The awards dinner will be held at the Science Museum and the afterparty at Radisson Red Sky Bar on Tuesday, all within walking distance of the conference centre and local hotels. You are now thinking about joining in with the dad-dancing aren’t you?

Don’t forget to take advantage of our early bird rates, members’ rates and reduced rates (you can register as a guest and find lower NHS banding and trainee rates). Also, a 10 per cent discount can be applied if five or more colleagues from the same department register for the meeting.

Glasgow has a great nuclear medicine pedigree, including the largest medical physics research division in the world, Europe’s largest hospital (the Queen Elizabeth University Hospital) and the Beatson West of Scotland Cancer Centre, the UK’s most advanced NHS cancer centre.

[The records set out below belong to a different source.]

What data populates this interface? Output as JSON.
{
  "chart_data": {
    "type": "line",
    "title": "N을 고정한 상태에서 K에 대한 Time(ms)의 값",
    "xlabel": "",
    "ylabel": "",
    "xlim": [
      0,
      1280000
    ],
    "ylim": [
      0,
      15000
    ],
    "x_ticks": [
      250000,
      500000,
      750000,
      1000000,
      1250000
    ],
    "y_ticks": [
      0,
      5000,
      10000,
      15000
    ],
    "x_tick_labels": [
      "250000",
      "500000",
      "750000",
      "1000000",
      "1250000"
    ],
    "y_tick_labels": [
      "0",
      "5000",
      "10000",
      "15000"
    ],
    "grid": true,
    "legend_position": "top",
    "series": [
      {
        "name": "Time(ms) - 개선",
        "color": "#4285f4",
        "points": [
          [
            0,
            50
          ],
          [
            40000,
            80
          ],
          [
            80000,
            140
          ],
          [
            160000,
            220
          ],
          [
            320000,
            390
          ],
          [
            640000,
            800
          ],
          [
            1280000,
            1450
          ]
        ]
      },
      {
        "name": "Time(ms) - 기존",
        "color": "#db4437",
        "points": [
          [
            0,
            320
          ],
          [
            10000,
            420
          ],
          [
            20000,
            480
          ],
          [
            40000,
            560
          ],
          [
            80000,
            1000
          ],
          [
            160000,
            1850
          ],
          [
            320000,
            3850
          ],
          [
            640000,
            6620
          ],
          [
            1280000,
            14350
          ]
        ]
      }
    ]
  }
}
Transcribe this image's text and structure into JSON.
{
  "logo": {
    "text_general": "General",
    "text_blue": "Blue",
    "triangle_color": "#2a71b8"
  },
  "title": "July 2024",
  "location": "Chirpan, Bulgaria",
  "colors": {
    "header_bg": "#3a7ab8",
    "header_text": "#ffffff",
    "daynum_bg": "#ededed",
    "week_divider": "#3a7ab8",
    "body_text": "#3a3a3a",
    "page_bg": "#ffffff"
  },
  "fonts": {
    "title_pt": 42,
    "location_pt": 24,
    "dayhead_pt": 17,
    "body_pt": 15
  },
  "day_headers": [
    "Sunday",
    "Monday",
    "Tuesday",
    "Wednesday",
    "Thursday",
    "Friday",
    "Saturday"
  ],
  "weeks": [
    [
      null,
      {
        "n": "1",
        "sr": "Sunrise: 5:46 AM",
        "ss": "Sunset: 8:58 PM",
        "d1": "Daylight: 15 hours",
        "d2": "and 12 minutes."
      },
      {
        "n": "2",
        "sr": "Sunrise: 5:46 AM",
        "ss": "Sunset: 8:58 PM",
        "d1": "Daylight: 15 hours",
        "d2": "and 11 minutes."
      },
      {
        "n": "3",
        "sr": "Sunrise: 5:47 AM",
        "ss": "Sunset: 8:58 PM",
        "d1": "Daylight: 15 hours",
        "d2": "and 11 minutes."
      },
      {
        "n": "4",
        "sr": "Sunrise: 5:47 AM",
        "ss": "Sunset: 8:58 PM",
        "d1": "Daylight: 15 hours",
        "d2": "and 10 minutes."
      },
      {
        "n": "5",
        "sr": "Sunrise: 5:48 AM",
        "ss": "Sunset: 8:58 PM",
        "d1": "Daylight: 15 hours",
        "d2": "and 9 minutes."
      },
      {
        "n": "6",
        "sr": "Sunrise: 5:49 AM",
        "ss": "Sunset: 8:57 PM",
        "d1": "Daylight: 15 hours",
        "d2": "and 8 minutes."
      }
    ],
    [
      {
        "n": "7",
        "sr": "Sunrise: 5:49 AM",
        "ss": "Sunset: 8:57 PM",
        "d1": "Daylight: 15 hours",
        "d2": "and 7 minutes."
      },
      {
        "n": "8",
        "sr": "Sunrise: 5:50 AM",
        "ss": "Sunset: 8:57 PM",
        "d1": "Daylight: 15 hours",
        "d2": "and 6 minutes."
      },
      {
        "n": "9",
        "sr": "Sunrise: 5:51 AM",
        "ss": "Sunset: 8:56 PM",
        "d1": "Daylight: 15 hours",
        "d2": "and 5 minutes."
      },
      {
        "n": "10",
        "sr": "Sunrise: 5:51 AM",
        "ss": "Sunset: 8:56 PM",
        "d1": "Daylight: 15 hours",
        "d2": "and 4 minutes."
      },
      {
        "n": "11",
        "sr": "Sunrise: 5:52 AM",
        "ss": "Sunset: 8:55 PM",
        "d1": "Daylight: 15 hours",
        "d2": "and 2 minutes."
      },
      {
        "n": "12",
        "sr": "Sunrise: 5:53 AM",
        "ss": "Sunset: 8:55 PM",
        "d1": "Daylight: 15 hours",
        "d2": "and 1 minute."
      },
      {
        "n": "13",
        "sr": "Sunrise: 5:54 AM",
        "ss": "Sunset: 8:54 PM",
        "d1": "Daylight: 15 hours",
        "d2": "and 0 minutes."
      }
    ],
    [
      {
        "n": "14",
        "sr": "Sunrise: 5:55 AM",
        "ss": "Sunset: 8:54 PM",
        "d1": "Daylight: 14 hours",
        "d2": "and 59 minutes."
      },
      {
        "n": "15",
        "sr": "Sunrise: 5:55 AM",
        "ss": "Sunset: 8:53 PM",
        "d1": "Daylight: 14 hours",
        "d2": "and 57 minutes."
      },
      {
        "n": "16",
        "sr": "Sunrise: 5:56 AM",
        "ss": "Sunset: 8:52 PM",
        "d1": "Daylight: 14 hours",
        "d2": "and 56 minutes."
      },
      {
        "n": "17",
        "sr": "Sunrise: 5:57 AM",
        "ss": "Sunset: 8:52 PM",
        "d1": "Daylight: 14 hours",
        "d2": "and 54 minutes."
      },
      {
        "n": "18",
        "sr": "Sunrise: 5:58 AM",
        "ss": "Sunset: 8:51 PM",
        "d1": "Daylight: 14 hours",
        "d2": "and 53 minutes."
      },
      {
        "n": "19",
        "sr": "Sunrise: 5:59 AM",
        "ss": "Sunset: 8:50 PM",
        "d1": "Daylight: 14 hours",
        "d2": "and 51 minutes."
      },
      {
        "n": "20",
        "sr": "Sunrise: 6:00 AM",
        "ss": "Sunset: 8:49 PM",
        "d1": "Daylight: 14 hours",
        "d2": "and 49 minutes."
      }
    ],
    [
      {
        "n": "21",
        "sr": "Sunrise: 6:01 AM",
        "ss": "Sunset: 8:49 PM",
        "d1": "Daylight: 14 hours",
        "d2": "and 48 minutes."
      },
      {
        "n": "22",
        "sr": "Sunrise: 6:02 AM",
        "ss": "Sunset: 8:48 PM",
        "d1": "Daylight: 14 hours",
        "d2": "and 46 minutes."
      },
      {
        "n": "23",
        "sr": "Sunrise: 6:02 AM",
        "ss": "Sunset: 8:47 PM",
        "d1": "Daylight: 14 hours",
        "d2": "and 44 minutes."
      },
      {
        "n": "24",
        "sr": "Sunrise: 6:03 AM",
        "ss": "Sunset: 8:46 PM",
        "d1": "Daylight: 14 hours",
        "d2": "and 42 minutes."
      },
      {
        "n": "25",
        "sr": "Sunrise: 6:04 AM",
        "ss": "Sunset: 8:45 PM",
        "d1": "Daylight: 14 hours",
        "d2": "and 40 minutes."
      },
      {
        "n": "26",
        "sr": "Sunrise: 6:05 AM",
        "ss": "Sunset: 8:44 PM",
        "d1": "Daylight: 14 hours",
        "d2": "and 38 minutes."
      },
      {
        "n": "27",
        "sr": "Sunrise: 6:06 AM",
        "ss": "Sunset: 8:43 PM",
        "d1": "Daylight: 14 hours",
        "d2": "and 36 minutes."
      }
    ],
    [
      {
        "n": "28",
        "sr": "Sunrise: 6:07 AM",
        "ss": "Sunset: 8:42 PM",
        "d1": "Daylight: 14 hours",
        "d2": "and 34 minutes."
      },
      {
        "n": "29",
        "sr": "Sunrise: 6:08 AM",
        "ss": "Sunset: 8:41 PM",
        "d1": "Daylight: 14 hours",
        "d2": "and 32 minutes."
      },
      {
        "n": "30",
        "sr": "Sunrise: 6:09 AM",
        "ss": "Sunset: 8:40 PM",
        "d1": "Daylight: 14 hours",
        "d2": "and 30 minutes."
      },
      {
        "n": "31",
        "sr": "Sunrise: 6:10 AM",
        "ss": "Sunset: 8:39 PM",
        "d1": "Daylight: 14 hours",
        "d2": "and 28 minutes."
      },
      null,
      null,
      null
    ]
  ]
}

While visiting balmy spring Glasgow, drinking your Irn-Bru and topping up your vitamin D levels from the almost certain great weather, why not make the most of this great city? Glasgow is Scotland’s cultural powerhouse, and the first in the UK to be included in the Global Destination Sustainability Index. With Loch Lomond just 40 minutes away, it is the perfect starting point to discover what Scotland has to offer (take the high road or the low). There is plenty for everyone to enjoy.

As Robbie Burns may say:
“Here’s a health to them that’s awa,
Here’s a health to them that’s awa;
And wha winna wish gude luck to our cause,
May never gude luck be their fa”

We are looking forward to seeing you this May in Glasgow.